The next is from the very opening of Tukey’s e-book *Exploratory Information Evaluation:
You will need to perceive what you CAN DO earlier than you be taught to measure how WELL you appear to have DONE it
(Observe that the all caps are initially his!) Given this, it’s not too stunning that Tukey appears to equate exploratory knowledge evaluation with basically all of information evaluation.

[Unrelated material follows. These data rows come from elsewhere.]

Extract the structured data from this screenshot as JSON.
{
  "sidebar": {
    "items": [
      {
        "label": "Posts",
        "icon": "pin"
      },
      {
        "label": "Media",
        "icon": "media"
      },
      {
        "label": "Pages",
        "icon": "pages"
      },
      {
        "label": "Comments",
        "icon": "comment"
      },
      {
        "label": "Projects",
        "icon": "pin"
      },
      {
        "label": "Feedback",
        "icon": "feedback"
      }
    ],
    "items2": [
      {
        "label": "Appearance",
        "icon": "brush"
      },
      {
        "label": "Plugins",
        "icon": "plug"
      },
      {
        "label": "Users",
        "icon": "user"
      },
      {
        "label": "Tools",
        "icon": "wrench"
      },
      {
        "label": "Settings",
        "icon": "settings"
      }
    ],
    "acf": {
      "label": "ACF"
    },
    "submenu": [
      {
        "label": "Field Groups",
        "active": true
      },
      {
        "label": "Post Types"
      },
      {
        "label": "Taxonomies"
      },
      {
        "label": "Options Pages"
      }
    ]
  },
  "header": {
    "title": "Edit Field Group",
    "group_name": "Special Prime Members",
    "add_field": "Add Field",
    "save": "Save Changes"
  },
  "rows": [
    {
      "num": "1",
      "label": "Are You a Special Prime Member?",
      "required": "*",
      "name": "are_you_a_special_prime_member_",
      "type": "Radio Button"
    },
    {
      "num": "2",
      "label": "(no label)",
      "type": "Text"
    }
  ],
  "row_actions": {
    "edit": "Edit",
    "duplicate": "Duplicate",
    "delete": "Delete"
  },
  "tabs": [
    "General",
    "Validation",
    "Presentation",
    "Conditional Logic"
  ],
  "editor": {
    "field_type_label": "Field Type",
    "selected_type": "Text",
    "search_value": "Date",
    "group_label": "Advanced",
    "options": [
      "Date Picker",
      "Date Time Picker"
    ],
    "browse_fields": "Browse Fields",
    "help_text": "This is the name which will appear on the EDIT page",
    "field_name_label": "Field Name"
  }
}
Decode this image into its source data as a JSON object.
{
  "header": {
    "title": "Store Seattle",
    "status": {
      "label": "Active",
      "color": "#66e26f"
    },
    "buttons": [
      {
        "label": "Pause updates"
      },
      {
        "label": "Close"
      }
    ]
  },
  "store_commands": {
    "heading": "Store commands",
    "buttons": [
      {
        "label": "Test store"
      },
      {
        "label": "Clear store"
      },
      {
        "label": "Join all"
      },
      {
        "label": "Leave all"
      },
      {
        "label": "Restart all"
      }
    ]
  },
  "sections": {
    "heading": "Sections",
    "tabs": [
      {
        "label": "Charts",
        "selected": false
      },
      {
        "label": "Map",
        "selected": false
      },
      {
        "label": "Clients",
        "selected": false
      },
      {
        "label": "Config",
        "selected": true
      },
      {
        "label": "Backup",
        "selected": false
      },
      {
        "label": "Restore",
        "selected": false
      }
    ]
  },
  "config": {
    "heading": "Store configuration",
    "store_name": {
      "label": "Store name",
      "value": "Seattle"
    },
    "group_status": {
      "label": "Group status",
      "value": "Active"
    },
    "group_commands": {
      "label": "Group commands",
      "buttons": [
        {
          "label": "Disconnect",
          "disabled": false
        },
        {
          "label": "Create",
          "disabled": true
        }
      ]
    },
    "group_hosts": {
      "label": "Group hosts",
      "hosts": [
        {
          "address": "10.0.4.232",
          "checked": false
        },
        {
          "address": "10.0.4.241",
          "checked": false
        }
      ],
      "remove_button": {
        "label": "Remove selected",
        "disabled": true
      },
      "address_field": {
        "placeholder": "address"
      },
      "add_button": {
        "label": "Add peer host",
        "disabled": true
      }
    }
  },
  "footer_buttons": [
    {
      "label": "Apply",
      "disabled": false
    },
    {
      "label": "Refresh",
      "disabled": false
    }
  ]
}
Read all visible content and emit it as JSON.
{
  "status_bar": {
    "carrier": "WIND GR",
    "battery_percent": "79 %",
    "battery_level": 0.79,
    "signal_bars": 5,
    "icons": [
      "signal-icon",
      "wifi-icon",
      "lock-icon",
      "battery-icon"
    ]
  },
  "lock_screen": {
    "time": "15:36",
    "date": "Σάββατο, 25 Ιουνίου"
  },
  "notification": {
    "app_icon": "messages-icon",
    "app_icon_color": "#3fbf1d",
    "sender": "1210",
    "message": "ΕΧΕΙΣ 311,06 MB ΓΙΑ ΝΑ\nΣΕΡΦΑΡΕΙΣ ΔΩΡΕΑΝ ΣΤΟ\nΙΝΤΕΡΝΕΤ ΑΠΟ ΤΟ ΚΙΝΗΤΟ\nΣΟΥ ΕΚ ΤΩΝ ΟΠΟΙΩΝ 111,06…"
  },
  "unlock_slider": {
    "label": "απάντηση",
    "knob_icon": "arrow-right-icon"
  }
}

There’s one story that, for me, completely captures the spirit of exploratory knowledge evaluation. Legend has it that Tukey as soon as requested a pupil what have been the advantages of the median polish technique, a method he invented to research two-way tabular knowledge. The scholar dutifully answered that the good thing about the method is that it supplied summaries of the rows and columns through the row- and column-medians. In different phrases, like all good statistical method, it summarized the information by decreasing it indirectly. Tukey fired again, saying that this was incorrect—the profit was that the method created extra knowledge. That “extra knowledge” was the residuals which are leftover within the desk itself after operating the median polish. It’s the residuals that basically allow you to be taught in regards to the knowledge, uncover whether or not there may be something uncommon, whether or not your query is well-formulated, and the way you may transfer on to the following step. So in the long run, you bought row medians, column medians, and residuals, i.e. extra knowledge.
If a very good exploratory method offers you extra knowledge, then perhaps good exploratory knowledge evaluation offers you extra questions, or higher questions. Extra refined, extra centered, and with a sharper level. The good thing about creating a sharper query is that it has a better potential to supply discriminating data. With a imprecise query, the perfect you possibly can hope for is a imprecise reply that won’t result in any helpful selections. Exploratory knowledge evaluation (or perhaps simply knowledge evaluation) offers you the instruments that permit the information information you in direction of a greater query.